Environnement : les sécheresses et inondations actuelles, un “avant-goût” de l’avenir, prévient l’ONU
Les sécheresses intenses et inondations extrêmes qui se multiplient dans le monde sont un «avant-goût» des évolutions à venir alors que le changement climatique rend le cycle de l’eau plus erratique, a averti l’ONU lundi.
«L’eau devient de plus en plus imprévisible» et «les signaux d’alarme sont impossibles à ignorer», a déclaré Celeste Saulo, secrétaire générale de l’Organisation météorologique mondiale (OMM), une agence de l’ONU, en conférence de presse. Dans un nouveau rapport, l’OMM signale une aggravation à l’échelle planétaire de l’insuffisance des ressources en eau. Examinant les données sur 33 ans, l’organisation a constaté que les cours d’eau de la planète avaient atteint l’an dernier un niveau de sécheresse jamais vu sur cette période. «Dans le contexte du changement climatique, l’eau nous donne un avant-goût des évolutions à venir», a averti la responsable, dans un communiqué.
Risques multiples
«Les signaux d’alarme se multiplient : nous assistons à une exacerbation des précipitations, des crues et des sécheresses extrêmes, qui lèvent un lourd tribut sur les vies, les écosystèmes et les économies», observe-t-elle.
L’année 2023 ayant été la plus chaude jamais enregistrée, les températures élevées et la faiblesse généralisée des précipitations ont contribué à des sécheresses prolongées. Les crues se sont toutefois aussi multipliées sur la planète: les événements hydrologiques extrêmes ont été favorisés non seulement par des facteurs climatiques naturels, notamment la transition de conditions La Niña à un épisode El Niño à la mi-2023, mais également par le changement climatique d’origine humaine, indique l’OMM.

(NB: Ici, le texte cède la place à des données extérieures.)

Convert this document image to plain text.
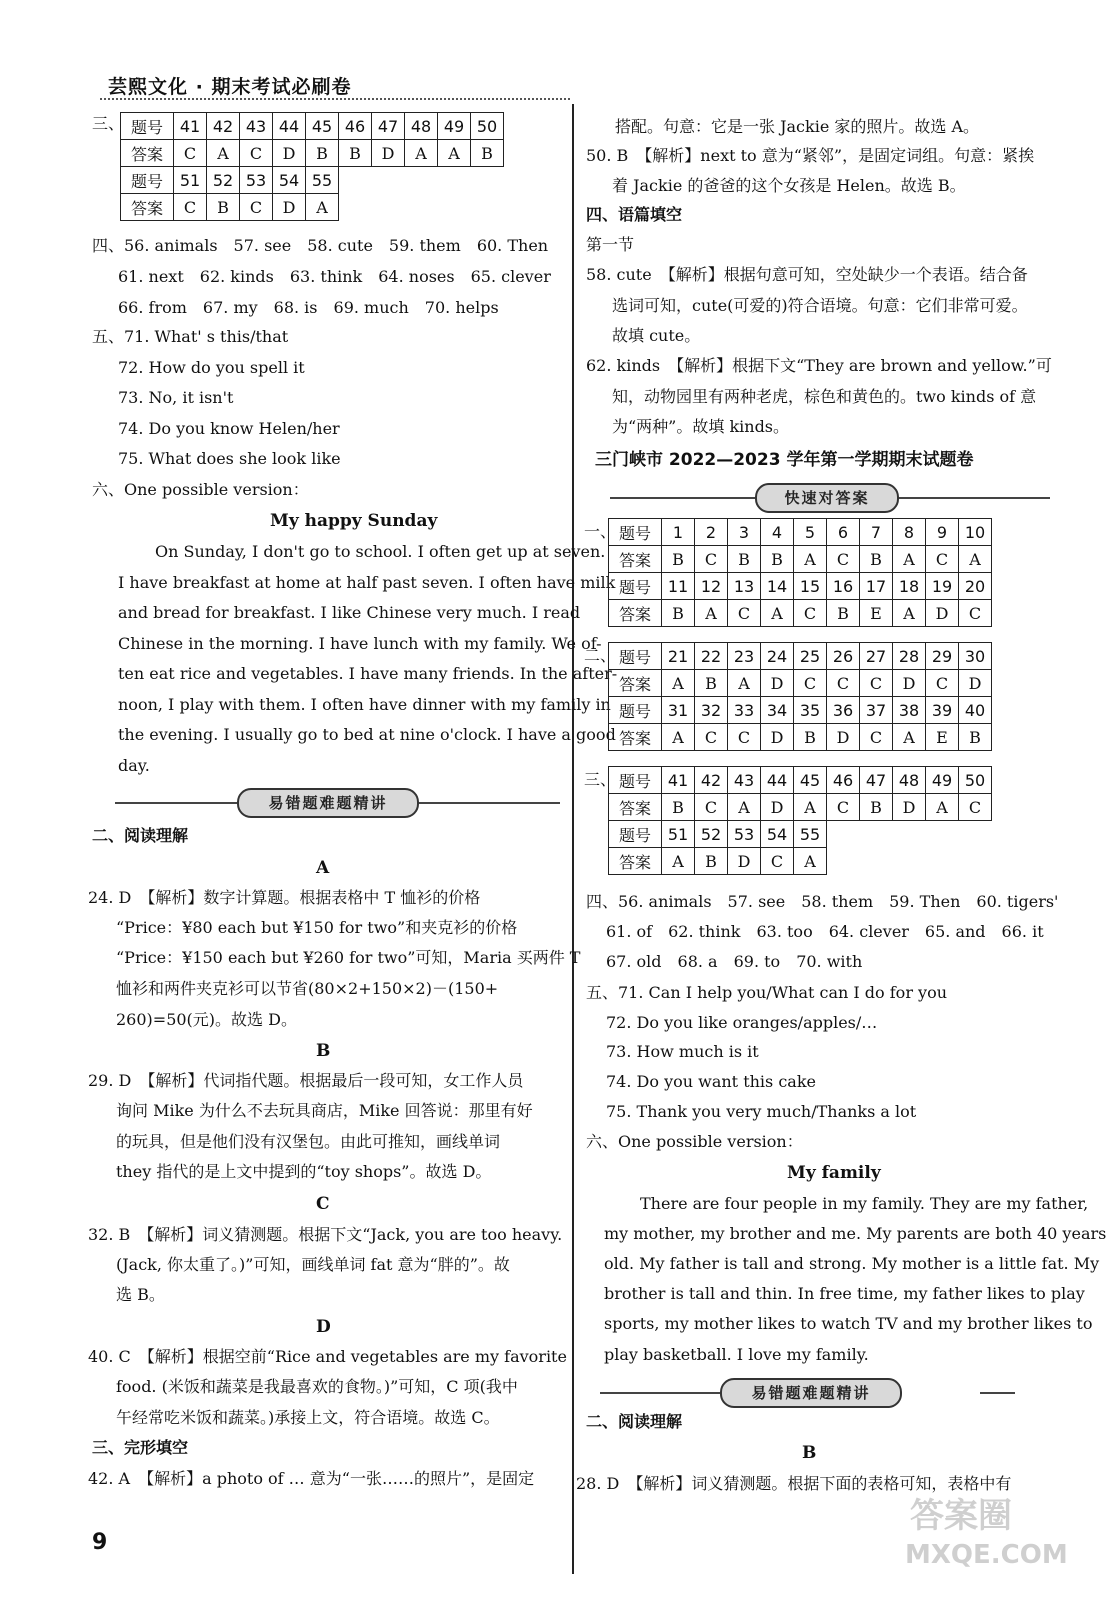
芸熙文化 · 期末考试必刷卷
三、 题号	41	42	43	44	45	46	47	48	49	50
答案	C	A	C	D	B	B	D	A	A	B
题号	51	52	53	54	55					
答案	C	B	C	D	A					
四、56. animals　57. see　58. cute　59. them　60. Then
61. next　62. kinds　63. think　64. noses　65. clever
66. from　67. my　68. is　69. much　70. helps
五、71. What' s this/that
72. How do you spell it
73. No, it isn't
74. Do you know Helen/her
75. What does she look like
六、One possible version：
My happy Sunday
On Sunday, I don't go to school. I often get up at seven.
I have breakfast at home at half past seven. I often have milk
and bread for breakfast. I like Chinese very much. I read
Chinese in the morning. I have lunch with my family. We of-
ten eat rice and vegetables. I have many friends. In the after-
noon, I play with them. I often have dinner with my family in
the evening. I usually go to bed at nine o'clock. I have a good
day.
易错题难题精讲
二、阅读理解
A
24. D　【解析】数字计算题。根据表格中 T 恤衫的价格
“Price：¥80 each but ¥150 for two”和夹克衫的价格
“Price：¥150 each but ¥260 for two”可知，Maria 买两件 T
恤衫和两件夹克衫可以节省(80×2+150×2)－(150+
260)=50(元)。故选 D。
B
29. D　【解析】代词指代题。根据最后一段可知，女工作人员
询问 Mike 为什么不去玩具商店，Mike 回答说：那里有好
的玩具，但是他们没有汉堡包。由此可推知，画线单词
they 指代的是上文中提到的“toy shops”。故选 D。
C
32. B　【解析】词义猜测题。根据下文“Jack, you are too heavy.
(Jack, 你太重了。)”可知，画线单词 fat 意为“胖的”。故
选 B。
D
40. C　【解析】根据空前“Rice and vegetables are my favorite
food. (米饭和蔬菜是我最喜欢的食物。)”可知，C 项(我中
午经常吃米饭和蔬菜。)承接上文，符合语境。故选 C。
三、完形填空
42. A　【解析】a photo of … 意为“一张……的照片”，是固定
9
搭配。句意：它是一张 Jackie 家的照片。故选 A。
50. B　【解析】next to 意为“紧邻”，是固定词组。句意：紧挨
着 Jackie 的爸爸的这个女孩是 Helen。故选 B。
四、语篇填空
第一节
58. cute　【解析】根据句意可知，空处缺少一个表语。结合备
选词可知，cute(可爱的)符合语境。句意：它们非常可爱。
故填 cute。
62. kinds　【解析】根据下文“They are brown and yellow.”可
知，动物园里有两种老虎，棕色和黄色的。two kinds of 意
为“两种”。故填 kinds。
三门峡市 2022—2023 学年第一学期期末试题卷
快速对答案
一、 题号	1	2	3	4	5	6	7	8	9	10
答案	B	C	B	B	A	C	B	A	C	A
题号	11	12	13	14	15	16	17	18	19	20
答案	B	A	C	A	C	B	E	A	D	C
二、 题号	21	22	23	24	25	26	27	28	29	30
答案	A	B	A	D	C	C	C	D	C	D
题号	31	32	33	34	35	36	37	38	39	40
答案	A	C	C	D	B	D	C	A	E	B
三、 题号	41	42	43	44	45	46	47	48	49	50
答案	B	C	A	D	A	C	B	D	A	C
题号	51	52	53	54	55					
答案	A	B	D	C	A					
四、56. animals　57. see　58. them　59. Then　60. tigers'
61. of　62. think　63. too　64. clever　65. and　66. it
67. old　68. a　69. to　70. with
五、71. Can I help you/What can I do for you
72. Do you like oranges/apples/…
73. How much is it
74. Do you want this cake
75. Thank you very much/Thanks a lot
六、One possible version：
My family
There are four people in my family. They are my father,
my mother, my brother and me. My parents are both 40 years
old. My father is tall and strong. My mother is a little fat. My
brother is tall and thin. In free time, my father likes to play
sports, my mother likes to watch TV and my brother likes to
play basketball. I love my family.
易错题难题精讲
二、阅读理解
B
28. D　【解析】词义猜测题。根据下面的表格可知，表格中有
答案圈
MXQE.COM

«L’élévation de la température a accéléré le cycle hydrologique, qui est aussi devenu plus irrégulier et moins prévisible», explique Celeste Saulo.
Les conséquences sont multiples : «Une atmosphère plus chaude pouvant contenir plus d’humidité, le réchauffement climatique augmente le risque de fortes précipitations» tandis que «parallèlement, l’accélération de l’évaporation et l’assèchement des sols aggravent les sécheresses». L’eau est soit trop abondante, soit insuffisante, plongeant de nombreux pays dans des situations de plus en plus difficiles.
«Il y a maintenant beaucoup plus d’eau sous forme de vapeur et dans ce que nous appelons les rivières atmosphériques» que l’on «ne peut pas contrôler avec des barrages», a expliqué la cheffe de l’OMM.
C’est sur le continent africain que les phénomènes météorologiques liées à l’eau ont entraîné le plus de pertes humaines l’an dernier, selon l’OMM. En Libye, deux barrages se sont effondrées à la suite d’une crue majeure en septembre 2023, faisant des milliers de morts. Des crues ont également frappé la région de la Corne de l’Afrique, la République démocratique du Congo, le Rwanda, le Mozambique et le Malawi.
L’eau, le grand péril
Actuellement, 3,6 milliards de personnes ont un accès insuffisant à l’eau au moins un mois par an et leur nombre devrait dépasser 5 milliards d’ici à 2050, selon l’ONU. Le rapport montre que le débit d’environ 50% des cours d’eau du globe a été inférieur à la normale l’an dernier. Et l’apport dans les réservoirs, tels que les barrages, a été inférieur à la normale dans de nombreuses régions du monde au cours des cinq dernières années. Les glaciers sont aussi sur la ligne de front du réchauffement climatique : selon des données préliminaires pour la période allant de septembre 2022 à août 2023, ils ont perdu plus de 600 gigatonnes d’eau, ce qui représente la pire perte en 50 ans d’observation.
«La fonte des glaces et des glaciers menace la sécurité hydrique à long terme de plusieurs millions de personnes. Pourtant, nous ne prenons pas les mesures urgentes qui s’imposent», s’alarme la secrétaire générale de l’OMM.
L’organisation demande des alertes précoces pour tous afin de protéger les vies et les moyens de subsistance liés à l’eau, et appelle à améliorer la connaissance et le partage des données sur les ressources en eau. Stefan Uhlenbrook, directeur du département Hydrologie, Eau et Cryosphère à l’OMM, a souligné l’importance d’investir dans les infrastructures pour préserver l’eau et protéger les populations des dangers, mais aussi sur la nécessité d’économiser l’eau, en particulier pour l’agriculture qui utilise 70% de la consommation mondiale d’eau douce. Quant à revenir à un cycle de l’eau naturel plus régulier, les choses s’annoncent difficiles.
«La seule chose que nous pouvons faire est de stabiliser le climat. C’est un défi générationnel», a-t-il dit.